The plugin basically looks up information about the currently playing artist, gets similar artists, matches them to music you have in your library, and populates a similar artists playlist. I started by googling "echo nest rhythmbox" to see what else was there. I found this plugin but it didn't work for me, probably due to API changes within Rhythmbox. I also wanted to do something that operated more or less independently once you got it going. And I figured it would be a good experience to do something that was all my own. I also looked at the Last FM plugins on the Rhythmbox plugins page, specifically looking at this one, which I borrowed a lot of code from. The official plugins in /usr/lib/rhythmbox/plugins were also very helpful, especially the Magnatune one.

There's an interesting balance between writing new code and borrowing existing code. I usually borrow to get started, because I like the gratification of getting started quickly, and because I'm better at iterating over code than creating new code from scratch if I'm unfamiliar with it. Since this plugin is open source I felt perfectly fine with that.

My first iteration was a plugin which printed out the currently playing song to the debug log. This wasn't too difficult once I got through some activation/deactiviation issues.

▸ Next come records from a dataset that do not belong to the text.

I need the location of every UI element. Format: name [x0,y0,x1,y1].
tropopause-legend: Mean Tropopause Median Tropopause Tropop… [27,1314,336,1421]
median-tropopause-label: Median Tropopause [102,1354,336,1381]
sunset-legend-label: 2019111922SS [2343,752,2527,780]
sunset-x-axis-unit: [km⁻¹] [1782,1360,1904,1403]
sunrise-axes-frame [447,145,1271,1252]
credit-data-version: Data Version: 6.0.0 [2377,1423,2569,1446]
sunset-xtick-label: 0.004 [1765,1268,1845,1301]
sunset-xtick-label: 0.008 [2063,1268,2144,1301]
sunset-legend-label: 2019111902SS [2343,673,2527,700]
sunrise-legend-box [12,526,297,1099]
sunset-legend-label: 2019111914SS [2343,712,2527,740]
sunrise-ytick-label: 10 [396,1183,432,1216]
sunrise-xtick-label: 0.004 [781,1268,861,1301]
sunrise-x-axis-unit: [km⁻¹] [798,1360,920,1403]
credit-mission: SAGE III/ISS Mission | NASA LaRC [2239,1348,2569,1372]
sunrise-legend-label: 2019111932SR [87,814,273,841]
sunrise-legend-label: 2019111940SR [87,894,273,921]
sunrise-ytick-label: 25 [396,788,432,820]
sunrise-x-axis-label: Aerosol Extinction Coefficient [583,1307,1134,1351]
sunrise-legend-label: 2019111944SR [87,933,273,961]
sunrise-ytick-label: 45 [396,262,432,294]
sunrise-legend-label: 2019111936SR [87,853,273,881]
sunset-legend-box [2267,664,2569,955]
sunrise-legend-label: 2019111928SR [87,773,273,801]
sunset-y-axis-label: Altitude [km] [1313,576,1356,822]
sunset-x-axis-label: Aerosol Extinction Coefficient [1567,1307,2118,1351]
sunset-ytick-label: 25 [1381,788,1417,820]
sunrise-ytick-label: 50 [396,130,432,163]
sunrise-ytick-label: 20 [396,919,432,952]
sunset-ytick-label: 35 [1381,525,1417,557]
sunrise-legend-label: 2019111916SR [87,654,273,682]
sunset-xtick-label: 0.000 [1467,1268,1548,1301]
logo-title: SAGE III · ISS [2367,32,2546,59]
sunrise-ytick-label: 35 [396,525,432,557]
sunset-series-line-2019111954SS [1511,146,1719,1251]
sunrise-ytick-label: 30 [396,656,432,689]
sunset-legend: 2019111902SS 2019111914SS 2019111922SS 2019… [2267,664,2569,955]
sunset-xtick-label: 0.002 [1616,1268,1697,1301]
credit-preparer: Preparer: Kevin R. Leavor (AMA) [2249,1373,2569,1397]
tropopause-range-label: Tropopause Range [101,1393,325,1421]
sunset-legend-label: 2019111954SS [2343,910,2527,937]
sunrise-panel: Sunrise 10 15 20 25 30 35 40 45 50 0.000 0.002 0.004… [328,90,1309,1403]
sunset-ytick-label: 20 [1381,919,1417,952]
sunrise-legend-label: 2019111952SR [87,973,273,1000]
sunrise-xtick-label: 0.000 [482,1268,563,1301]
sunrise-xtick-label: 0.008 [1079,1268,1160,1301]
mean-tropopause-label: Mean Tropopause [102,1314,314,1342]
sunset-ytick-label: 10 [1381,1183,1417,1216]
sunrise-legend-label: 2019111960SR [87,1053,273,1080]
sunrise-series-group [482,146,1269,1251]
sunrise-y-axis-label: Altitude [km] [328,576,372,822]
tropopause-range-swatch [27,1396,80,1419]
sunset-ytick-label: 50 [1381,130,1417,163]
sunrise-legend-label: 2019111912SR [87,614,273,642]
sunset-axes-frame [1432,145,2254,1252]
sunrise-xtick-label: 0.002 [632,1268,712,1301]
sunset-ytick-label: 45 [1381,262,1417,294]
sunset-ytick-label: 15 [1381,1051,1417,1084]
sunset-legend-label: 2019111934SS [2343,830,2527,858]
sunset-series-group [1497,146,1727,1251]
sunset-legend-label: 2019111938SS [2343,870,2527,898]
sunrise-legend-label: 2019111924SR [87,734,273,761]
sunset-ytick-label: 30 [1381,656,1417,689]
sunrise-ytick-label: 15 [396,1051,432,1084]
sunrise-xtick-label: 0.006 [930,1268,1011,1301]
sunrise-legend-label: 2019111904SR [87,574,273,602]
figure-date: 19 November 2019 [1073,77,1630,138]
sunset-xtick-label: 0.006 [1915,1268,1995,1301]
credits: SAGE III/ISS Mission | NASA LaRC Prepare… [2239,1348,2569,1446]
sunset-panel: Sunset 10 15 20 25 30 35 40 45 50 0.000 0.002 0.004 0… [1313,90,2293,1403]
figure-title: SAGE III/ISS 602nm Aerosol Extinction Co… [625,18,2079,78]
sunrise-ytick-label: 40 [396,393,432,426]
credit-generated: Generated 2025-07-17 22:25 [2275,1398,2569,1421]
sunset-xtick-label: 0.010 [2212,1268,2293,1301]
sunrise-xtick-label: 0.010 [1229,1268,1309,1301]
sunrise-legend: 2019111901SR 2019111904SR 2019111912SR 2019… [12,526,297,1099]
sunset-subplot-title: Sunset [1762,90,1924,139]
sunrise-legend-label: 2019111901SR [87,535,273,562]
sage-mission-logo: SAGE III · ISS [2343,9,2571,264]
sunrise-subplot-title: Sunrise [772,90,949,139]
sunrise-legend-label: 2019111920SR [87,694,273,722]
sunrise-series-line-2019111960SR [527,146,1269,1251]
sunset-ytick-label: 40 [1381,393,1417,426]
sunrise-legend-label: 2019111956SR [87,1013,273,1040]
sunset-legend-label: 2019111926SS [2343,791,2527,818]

The next iteration was to make a playlist and show the currently playing song in it. In Rhythmbox this is done by implementing RB.BrowserSource. It has a RhythmDBQueryModel which holds a list of RhythmDBEntrys for each song. I struggled for a little while trying to figure out how to create a RhythmDBEntry from scratch, but then I realized that the current song is provided as a RhythmDBEntry so I could just use that variable. It would make sense to make this difficult to create from scratch since these entries on the playlist correspond to actual songs, which could be a artist, song title, and location on a file system, or something more complicated like an internet radio stream.

In the next (and current) iteration I wanted to contact Echo's Nest, get a list of songs, match them with the library on my laptop, and populate the playlist with them. The most frustrating part of this was a bug with querying for songs, which somehow affected my laptop even though it's a 64-bit laptop. Other examples showed people using db.query_new() but that function was removed for some reason. Even GLib.PtrArray didn't have much documentation associated with it, or why someone would want to use it to replace db.query_new(), to hold query results. I found that many query functions aren't supported in Python due to variable length arguments, which might explain why the documentation is so sparse for do_full_query_parsed. I worked around this eventually by iterating over the library myself, but this took a decent chunk of time, roughly the same amount of time as it took to get the rest of this working.

The other hurdle was contacting Echo's Nest. The API is pretty simple and I elected to just craft the URL myself instead of using pyechonest. The plugin writing guide recommends that people use asynchronous communication whenever doing anything that could take time, like network communication. They recommend two ways of doing it, using GIO or their Loader class, which uses GIO underneath. I got an error message when using either method, "The specified location is not supported", which didn't make much sense since it was a plain old http url. Currently it just uses urllib2 to do it synchronously, eventually I'll switch to Twisted to do it correctly.

So far I'm pretty happy with it. It does tend to get stuck in certain ways though. I currently ask for 100 similar artists, but there's no guarantee that the artists exist in my own library, especially if my library is small, or if a certain artist is overrepresented. Currently I just set it on shuffle mode to pick randomly from the given playlist, but I could weigh it to increase the chance of switching to a different artist each time. It would also be nice to have a similar feature on a song by song level, but I'm not sure the Echo Nest API provides anything for that.